Publicado em 11 novembro 2021

Por Ricardo Zorzetto | revista Pesquisa FAPESP

Com 45,6% de sua vegetação original alterada, bioma está se tornando mais quente, seco e propenso a grandes queimadas

O Cerrado, o segundo bioma brasileiro mais extenso e um dos mais ricos em diversidade de plantas e animais, encontra-se ameaçado. A rápida eliminação da vegetação nativa – que neste século ocorre ao ritmo de 0,5% de sua área ao ano, duas vezes superior ao observado na Amazônia – e a posterior conversão dessas terras em vastas pastagens e plantações de soja, milho, algodão e cana estão alterando a ecologia e o clima desse ecossistema de maneira que pode se tornar irreversível em algumas regiões. O Cerrado está hoje, nos meses de estiagem, até 4 graus Celsius (oC) mais quente do que nos anos 1960, além de mais seco. Em algumas regiões, também vem sofrendo queimadas mais intensas, duradouras e frequentes do que algumas décadas antes.

Essas mudanças, que começam a ser registradas em medições sistemáticas e observações em campo feitas por pesquisadores brasileiros, têm o potencial de afetar a sobrevivência da fauna e da flora do Cerrado, levando a extinções locais, e de reduzir a disponibilidade de água, prejudicando os 20 milhões de pessoas que vivem no bioma e o agronegócio, que prosperou em suas terras nas últimas décadas. “O Cerrado já sofre hoje as consequências de mudanças que estão ocorrendo em escala local, regional e global”, afirma a ecóloga Mercedes Bustamante, da Universidade de Brasília (UnB), especialista em conservação e uso sustentável desse ecossistema.

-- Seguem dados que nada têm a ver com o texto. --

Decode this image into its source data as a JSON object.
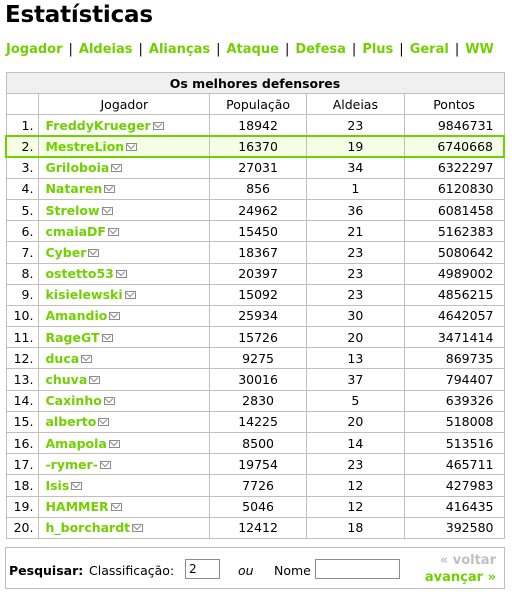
{
  "page_title": "Estatísticas",
  "tabs": [
    "Jogador",
    "Aldeias",
    "Alianças",
    "Ataque",
    "Defesa",
    "Plus",
    "Geral",
    "WW"
  ],
  "colors": {
    "accent": "#71d000",
    "border": "#c0c0c0",
    "highlight_bg": "#f4ffe6"
  },
  "table": {
    "caption": "Os melhores defensores",
    "headers": {
      "player": "Jogador",
      "population": "População",
      "villages": "Aldeias",
      "points": "Pontos"
    },
    "highlight_rank": "2.",
    "message_icon": "envelope-icon",
    "rows": [
      {
        "rank": "1.",
        "player": "FreddyKrueger",
        "population": "18942",
        "villages": "23",
        "points": "9846731"
      },
      {
        "rank": "2.",
        "player": "MestreLion",
        "population": "16370",
        "villages": "19",
        "points": "6740668"
      },
      {
        "rank": "3.",
        "player": "Griloboia",
        "population": "27031",
        "villages": "34",
        "points": "6322297"
      },
      {
        "rank": "4.",
        "player": "Nataren",
        "population": "856",
        "villages": "1",
        "points": "6120830"
      },
      {
        "rank": "5.",
        "player": "Strelow",
        "population": "24962",
        "villages": "36",
        "points": "6081458"
      },
      {
        "rank": "6.",
        "player": "cmaiaDF",
        "population": "15450",
        "villages": "21",
        "points": "5162383"
      },
      {
        "rank": "7.",
        "player": "Cyber",
        "population": "18367",
        "villages": "23",
        "points": "5080642"
      },
      {
        "rank": "8.",
        "player": "ostetto53",
        "population": "20397",
        "villages": "23",
        "points": "4989002"
      },
      {
        "rank": "9.",
        "player": "kisielewski",
        "population": "15092",
        "villages": "23",
        "points": "4856215"
      },
      {
        "rank": "10.",
        "player": "Amandio",
        "population": "25934",
        "villages": "30",
        "points": "4642057"
      },
      {
        "rank": "11.",
        "player": "RageGT",
        "population": "15726",
        "villages": "20",
        "points": "3471414"
      },
      {
        "rank": "12.",
        "player": "duca",
        "population": "9275",
        "villages": "13",
        "points": "869735"
      },
      {
        "rank": "13.",
        "player": "chuva",
        "population": "30016",
        "villages": "37",
        "points": "794407"
      },
      {
        "rank": "14.",
        "player": "Caxinho",
        "population": "2830",
        "villages": "5",
        "points": "639326"
      },
      {
        "rank": "15.",
        "player": "alberto",
        "population": "14225",
        "villages": "20",
        "points": "518008"
      },
      {
        "rank": "16.",
        "player": "Amapola",
        "population": "8500",
        "villages": "14",
        "points": "513516"
      },
      {
        "rank": "17.",
        "player": "-rymer-",
        "population": "19754",
        "villages": "23",
        "points": "465711"
      },
      {
        "rank": "18.",
        "player": "Isis",
        "population": "7726",
        "villages": "12",
        "points": "427983"
      },
      {
        "rank": "19.",
        "player": "HAMMER",
        "population": "5046",
        "villages": "12",
        "points": "416435"
      },
      {
        "rank": "20.",
        "player": "h_borchardt",
        "population": "12412",
        "villages": "18",
        "points": "392580"
      }
    ]
  },
  "search": {
    "label": "Pesquisar:",
    "rank_label": "Classificação:",
    "rank_value": "2",
    "or_label": "ou",
    "name_label": "Nome",
    "name_value": "",
    "back_label": "« voltar",
    "next_label": "avançar »"
  }
}
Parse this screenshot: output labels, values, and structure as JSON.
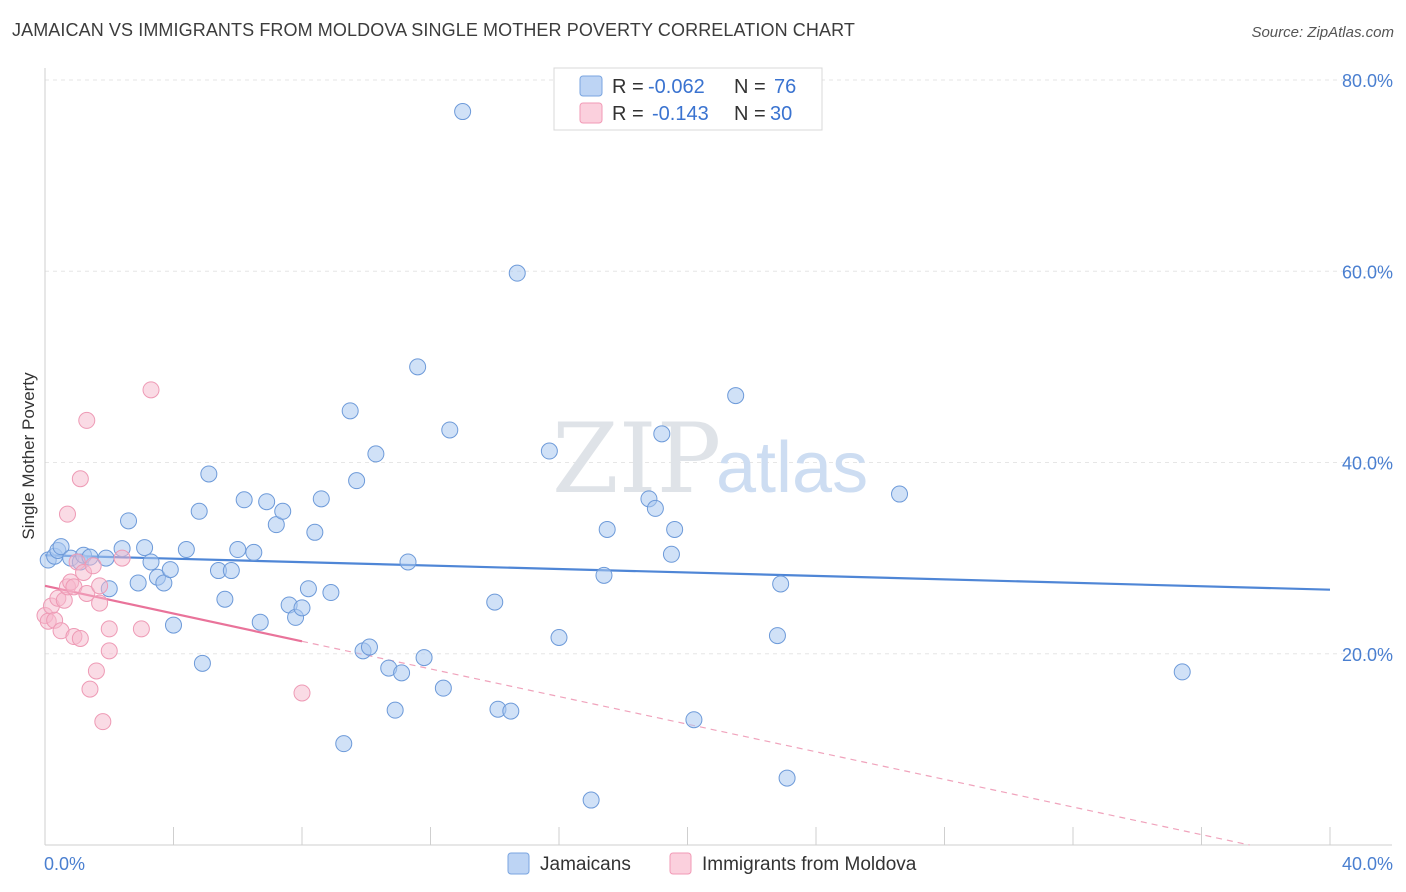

Nos últimos 36 anos, o Cerrado perdeu quase 20% do que restava de sua vegetação original. De 1985 a 2020, cerca de 26,5 milhões de hectares contendo os três principais tipos de formação nativa (campos, savanas e florestas) deram lugar a novas áreas de criação de gado e produção em larga escala das principais commodities agrícolas brasileiras, segundo o mais recente relatório do Projeto de Mapeamento Anual do Uso e Cobertura da Terra no Brasil, o MapBiomas, divulgado em setembro deste ano. A área de campos, savanas e florestas perdida nesse período equivale quase ao território do Equador e é maior do que a de outros 120 países.